En 1965 Coleman (Ontario, Canadá, 1931) llegó al Jackson Laboratory –donde hoy es profesor emérito– con la intención de quedarse poco tiempo y sin un objetivo claro de investigación. Se le asignó trabajar con una segunda estirpe de ratones obesos, comparándola con la primera conocida; y, tras una serie de ingeniosos experimentos en que conectaba los sistemas circulatorios de parejas de ratones obesos y normales, concluyó que debía de existir un factor de saciedad que circula en sangre y que es capaz de suprimir el apetito. Descubrió también que esa hormona ejercía su efecto sobre el cerebro. La claridad de esos resultados no evitó, sin embargo, que «muchos de mis colegas mantuvieran el dogma de que la obesidad se debe al comportamiento, no a la fisiología», ha explicado Coleman.
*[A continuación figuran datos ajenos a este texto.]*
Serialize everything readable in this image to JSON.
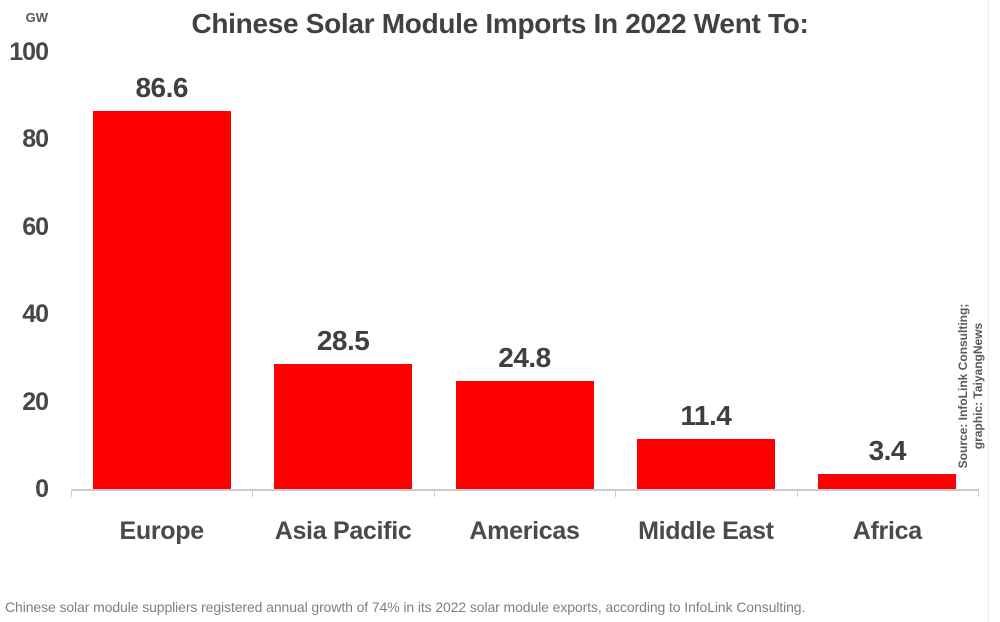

Pero otros sí que empezaron a buscar la hormona en cuestión, y de hecho «la búsqueda se convirtió en una carrera» en la que participaba el propio Coleman. Pero hizo falta paciencia.
Para el siguiente capítulo hay que esperar a 1986, cuando Friedman monta su propio laboratorio en la Universidad de Rockefeller, Nueva York –donde hoy es catedrático–, y decide buscar el gen del factor de saciedad. Ahora hubiera tardado unas semanas, pero la era de la genómica quedaba entonces muy lejos: «No existían las tecnologías actualmente disponibles para aislar genes», explica Friedman. «Sabía que iba a ser una tarea ardua, y decidí llamar a Coleman para obtener más información». Coleman recuerda esa llamada, y también la satisfacción, ocho años después, de ver probada su hipótesis. Porque en 1994 Friedman llegó a la meta. Ha contado que fue un periodo muy intenso: «con cada llamada temía la noticia de que alguien había encontrado el gen», y también que el desenlace fue «absolutamente emocionante. Durante meses no pude dormir pensando en lo increíblemente elegante y bello que es el sistema que ha inventado la naturaleza para contar calorías».
La leptina –término que procede del griego leptos, «delgado»– funciona como predijo Coleman. Es una hormona producida por las células de grasa que circula por el torrente sanguíneo y actúa sobre los centros cerebrales de control del apetito. Cuanta más grasa hay más leptina se produce y menos apetito se siente, lo que impide que un individuo obeso siga engordando; y viceversa, cuando disminuye la grasa corporal también lo hace la leptina, y el apetito aumenta. Un mecanismo importante desde el punto de vista evolutivo, como explica Friedman: «Sería muy peligroso no tener grasa, porque te arriesgas a morir de inanición, pero también es peligroso estar demasiado gordo, porque estás a merced de los predadores. El objetivo es mantener un nivel equilibrado».
Lo fino y robusto del sistema, capaz por lo general de mantener estable el peso del organismo durante décadas, maravilla a Friedman y Coleman, y es lo que hace que sea tan difícil adelgazar. «La sensación de hambre contra la que lucha un obeso cuando ha perdido una cantidad significativa de peso probablemente no es menos intensa que el impulso de beber cuando se está sediento», ha escrito Friedman. Los estudios muestran que el perfil psicológico y fisiológico de un obeso sometido a una dieta estricta es equiparable al de quien sufre inanición.Hoy se sabe que la leptina no es el único gen relacionado con la obesidad, pero su identificación ha sido el primer paso hacia la comprensión de los factores que controlan el apetito y, según ambos galardonados, hacia el desarrollo de futuros tratamientos farmacológicos.